Can you have a constraint such that locks and keys only accept attempts when they have the same number of 1's?

If such a constraint works out by itself mechanically, then it's okay; but there can be no a priori limitations without a corresponding mechanical one.

-Phil

Duane Degn

I know the answer thanks for a quick Prop program. I was way off.

BTW, if you have enough bits to get 256 locks, you could have 495 locks.

Duane Degn

Oops. I spoke too soon. I realize I assumed the locks would have eight one bits. I'll come back to this later if no one has it (I'd be surprised if no one does).

Phil Pilgrim (PhiPi)

Assuming that the "fixed number of one bits" principle is correct, Pascal's Triangle will provide the answer.

Duane Degn wrote:

BTW, if you have enough bits to get 256 locks, you could have 495 locks.

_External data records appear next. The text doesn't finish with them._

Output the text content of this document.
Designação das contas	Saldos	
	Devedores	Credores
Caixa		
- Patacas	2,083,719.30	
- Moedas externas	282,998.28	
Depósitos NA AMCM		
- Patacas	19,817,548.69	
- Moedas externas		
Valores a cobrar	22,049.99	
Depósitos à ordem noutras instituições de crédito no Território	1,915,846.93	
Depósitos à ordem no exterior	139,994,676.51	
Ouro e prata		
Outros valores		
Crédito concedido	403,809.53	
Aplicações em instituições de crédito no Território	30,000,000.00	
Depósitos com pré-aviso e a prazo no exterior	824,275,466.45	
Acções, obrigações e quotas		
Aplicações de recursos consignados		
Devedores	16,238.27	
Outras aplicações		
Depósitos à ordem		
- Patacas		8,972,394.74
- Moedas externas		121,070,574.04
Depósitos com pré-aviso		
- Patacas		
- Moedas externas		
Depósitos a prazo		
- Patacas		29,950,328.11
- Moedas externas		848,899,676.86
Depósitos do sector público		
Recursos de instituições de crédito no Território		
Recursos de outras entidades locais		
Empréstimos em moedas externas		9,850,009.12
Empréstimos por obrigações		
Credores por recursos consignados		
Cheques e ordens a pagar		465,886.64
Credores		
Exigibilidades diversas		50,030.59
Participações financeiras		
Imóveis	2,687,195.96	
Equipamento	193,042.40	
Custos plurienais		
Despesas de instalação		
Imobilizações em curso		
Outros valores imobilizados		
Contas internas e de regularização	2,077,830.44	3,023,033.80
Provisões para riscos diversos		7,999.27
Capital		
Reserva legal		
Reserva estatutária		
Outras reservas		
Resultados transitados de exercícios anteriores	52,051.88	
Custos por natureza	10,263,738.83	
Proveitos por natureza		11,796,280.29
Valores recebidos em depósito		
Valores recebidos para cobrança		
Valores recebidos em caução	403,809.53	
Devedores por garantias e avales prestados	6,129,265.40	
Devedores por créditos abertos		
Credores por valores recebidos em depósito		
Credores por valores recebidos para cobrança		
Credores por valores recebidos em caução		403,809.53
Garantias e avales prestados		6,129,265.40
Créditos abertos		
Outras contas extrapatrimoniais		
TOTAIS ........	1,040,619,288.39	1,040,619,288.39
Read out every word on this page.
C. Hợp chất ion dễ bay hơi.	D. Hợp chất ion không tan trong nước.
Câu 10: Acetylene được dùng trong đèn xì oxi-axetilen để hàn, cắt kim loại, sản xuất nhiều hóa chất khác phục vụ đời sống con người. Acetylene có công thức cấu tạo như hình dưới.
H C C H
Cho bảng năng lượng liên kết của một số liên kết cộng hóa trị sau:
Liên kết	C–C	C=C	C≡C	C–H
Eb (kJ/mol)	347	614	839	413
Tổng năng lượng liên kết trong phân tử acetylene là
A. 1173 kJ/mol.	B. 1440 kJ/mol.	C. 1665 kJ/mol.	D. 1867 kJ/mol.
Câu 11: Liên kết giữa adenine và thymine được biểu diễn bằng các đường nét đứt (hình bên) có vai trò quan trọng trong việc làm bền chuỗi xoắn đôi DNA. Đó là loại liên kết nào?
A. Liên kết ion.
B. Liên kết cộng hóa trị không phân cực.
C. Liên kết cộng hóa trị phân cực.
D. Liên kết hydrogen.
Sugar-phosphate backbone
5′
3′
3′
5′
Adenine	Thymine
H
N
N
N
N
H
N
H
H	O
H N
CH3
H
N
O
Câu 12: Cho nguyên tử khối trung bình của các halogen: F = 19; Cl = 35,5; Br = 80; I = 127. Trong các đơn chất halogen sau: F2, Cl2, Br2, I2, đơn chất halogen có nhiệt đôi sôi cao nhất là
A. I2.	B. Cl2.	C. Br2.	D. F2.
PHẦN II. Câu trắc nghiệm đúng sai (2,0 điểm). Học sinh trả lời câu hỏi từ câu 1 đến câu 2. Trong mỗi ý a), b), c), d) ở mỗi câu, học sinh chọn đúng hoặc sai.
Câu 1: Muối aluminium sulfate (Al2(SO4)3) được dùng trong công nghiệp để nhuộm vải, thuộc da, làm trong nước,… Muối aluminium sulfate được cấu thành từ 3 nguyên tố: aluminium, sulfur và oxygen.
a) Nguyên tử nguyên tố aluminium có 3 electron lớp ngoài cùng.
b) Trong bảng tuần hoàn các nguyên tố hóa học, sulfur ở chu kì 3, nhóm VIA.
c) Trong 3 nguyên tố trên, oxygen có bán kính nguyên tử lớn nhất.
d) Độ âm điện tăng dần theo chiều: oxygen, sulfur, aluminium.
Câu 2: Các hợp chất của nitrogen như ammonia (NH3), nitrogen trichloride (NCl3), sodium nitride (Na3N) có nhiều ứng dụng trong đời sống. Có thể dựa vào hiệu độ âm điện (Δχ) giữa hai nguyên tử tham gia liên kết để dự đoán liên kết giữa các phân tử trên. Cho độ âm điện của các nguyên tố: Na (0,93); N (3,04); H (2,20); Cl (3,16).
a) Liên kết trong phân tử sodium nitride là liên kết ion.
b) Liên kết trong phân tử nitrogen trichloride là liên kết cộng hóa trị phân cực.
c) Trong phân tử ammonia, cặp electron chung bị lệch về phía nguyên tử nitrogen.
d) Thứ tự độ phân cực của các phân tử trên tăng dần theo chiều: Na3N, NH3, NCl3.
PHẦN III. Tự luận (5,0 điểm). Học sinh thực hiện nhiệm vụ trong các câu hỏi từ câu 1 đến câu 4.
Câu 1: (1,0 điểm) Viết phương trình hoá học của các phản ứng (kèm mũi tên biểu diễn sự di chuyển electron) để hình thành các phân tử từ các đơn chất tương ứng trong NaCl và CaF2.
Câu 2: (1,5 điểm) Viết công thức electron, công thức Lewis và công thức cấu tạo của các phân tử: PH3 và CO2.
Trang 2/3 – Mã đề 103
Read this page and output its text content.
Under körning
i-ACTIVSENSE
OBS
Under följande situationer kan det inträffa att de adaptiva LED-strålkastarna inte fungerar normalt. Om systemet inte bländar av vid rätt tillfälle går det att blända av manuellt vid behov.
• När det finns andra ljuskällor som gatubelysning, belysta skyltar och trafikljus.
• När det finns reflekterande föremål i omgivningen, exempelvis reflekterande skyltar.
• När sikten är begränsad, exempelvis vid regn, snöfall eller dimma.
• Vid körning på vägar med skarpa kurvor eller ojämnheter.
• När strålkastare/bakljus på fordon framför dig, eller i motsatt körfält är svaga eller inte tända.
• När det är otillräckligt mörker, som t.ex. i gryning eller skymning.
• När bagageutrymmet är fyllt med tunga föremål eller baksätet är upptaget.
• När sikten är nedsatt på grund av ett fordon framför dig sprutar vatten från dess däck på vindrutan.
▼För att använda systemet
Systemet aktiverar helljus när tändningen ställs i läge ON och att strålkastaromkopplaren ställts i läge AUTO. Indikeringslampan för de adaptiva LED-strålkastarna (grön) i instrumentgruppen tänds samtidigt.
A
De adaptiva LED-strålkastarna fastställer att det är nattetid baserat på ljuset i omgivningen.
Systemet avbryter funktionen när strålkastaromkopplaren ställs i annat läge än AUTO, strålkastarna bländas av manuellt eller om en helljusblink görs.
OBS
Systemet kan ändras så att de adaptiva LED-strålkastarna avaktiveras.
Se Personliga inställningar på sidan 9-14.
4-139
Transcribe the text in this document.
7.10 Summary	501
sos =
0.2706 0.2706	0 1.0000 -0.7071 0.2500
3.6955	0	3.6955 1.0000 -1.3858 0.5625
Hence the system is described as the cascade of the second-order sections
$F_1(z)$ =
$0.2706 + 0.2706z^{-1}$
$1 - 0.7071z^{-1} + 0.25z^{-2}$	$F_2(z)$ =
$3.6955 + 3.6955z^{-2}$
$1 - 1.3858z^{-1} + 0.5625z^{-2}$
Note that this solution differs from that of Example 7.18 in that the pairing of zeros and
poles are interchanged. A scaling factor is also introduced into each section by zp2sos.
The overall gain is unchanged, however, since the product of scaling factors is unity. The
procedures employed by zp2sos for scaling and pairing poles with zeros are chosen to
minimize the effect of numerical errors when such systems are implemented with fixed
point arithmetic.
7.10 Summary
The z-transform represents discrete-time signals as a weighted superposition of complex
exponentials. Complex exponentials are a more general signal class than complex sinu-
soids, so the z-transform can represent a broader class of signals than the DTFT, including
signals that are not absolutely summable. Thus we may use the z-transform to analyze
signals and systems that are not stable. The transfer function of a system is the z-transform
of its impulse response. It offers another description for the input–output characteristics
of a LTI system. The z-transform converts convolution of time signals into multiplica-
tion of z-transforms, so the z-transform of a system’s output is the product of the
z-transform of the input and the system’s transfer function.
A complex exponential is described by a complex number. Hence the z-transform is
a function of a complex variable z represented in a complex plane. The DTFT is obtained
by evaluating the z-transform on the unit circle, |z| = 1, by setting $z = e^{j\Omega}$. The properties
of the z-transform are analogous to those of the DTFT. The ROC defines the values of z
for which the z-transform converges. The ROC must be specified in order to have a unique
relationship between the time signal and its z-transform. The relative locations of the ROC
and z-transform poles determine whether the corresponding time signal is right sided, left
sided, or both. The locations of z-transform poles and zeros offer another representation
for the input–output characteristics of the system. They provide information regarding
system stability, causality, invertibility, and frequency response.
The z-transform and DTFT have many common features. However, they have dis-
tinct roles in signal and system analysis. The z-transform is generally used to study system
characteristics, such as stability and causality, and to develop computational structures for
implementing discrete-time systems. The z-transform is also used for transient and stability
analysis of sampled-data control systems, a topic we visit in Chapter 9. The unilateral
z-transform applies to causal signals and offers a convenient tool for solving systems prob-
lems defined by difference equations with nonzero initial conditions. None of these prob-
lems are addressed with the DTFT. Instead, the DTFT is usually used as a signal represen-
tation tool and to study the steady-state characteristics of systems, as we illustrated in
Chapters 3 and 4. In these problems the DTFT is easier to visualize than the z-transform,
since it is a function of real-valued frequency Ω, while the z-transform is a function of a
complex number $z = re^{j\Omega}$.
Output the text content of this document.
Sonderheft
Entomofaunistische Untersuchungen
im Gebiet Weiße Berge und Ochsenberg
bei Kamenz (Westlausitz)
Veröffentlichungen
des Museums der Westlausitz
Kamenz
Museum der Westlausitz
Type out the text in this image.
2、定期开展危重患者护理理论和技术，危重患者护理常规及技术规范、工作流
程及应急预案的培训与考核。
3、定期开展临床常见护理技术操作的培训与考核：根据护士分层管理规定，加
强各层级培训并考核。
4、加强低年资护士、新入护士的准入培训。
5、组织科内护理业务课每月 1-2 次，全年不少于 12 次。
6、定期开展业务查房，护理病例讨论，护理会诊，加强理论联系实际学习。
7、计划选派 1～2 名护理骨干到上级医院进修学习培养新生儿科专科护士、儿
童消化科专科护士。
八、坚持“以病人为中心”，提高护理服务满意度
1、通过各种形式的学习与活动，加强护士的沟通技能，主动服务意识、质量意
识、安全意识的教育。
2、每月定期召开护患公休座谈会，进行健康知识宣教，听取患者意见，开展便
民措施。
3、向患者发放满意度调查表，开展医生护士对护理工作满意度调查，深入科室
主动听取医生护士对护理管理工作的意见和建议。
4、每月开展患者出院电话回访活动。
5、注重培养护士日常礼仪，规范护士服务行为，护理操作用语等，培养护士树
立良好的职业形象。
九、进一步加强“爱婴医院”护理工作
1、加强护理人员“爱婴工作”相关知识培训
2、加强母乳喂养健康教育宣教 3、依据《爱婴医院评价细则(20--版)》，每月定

I get 462 instead of 495. Had I relaxed my requirements to 252, one fewer bit position would've sufficed.

The question then becomes, "Working with fewer bit positions, can you replace some of the "n ones" combinations with larger numbers of "n-1 ones" combinations to buy more total combinations?"

-Phil

Duane Degn

Phil Pilgrim (PhiPi) wrote: »

I get 462 instead of 495. Had I relaxed my requirements to 252, one fewer bit position would've sufficed.

You're right (according to my latest attempt). I get 462 two different ways (same number of total bits). The number of ones and zeros is of course reversible. It doesn't require 8 ones as I had originally assumed.

You allude to a mathematical solution, I just took the brute force approach and tested bits.

Phil Pilgrim (PhiPi)

Just out of curiosity, Duane, how did you arrive at your answer? (I cheated and used a scientific calculator.)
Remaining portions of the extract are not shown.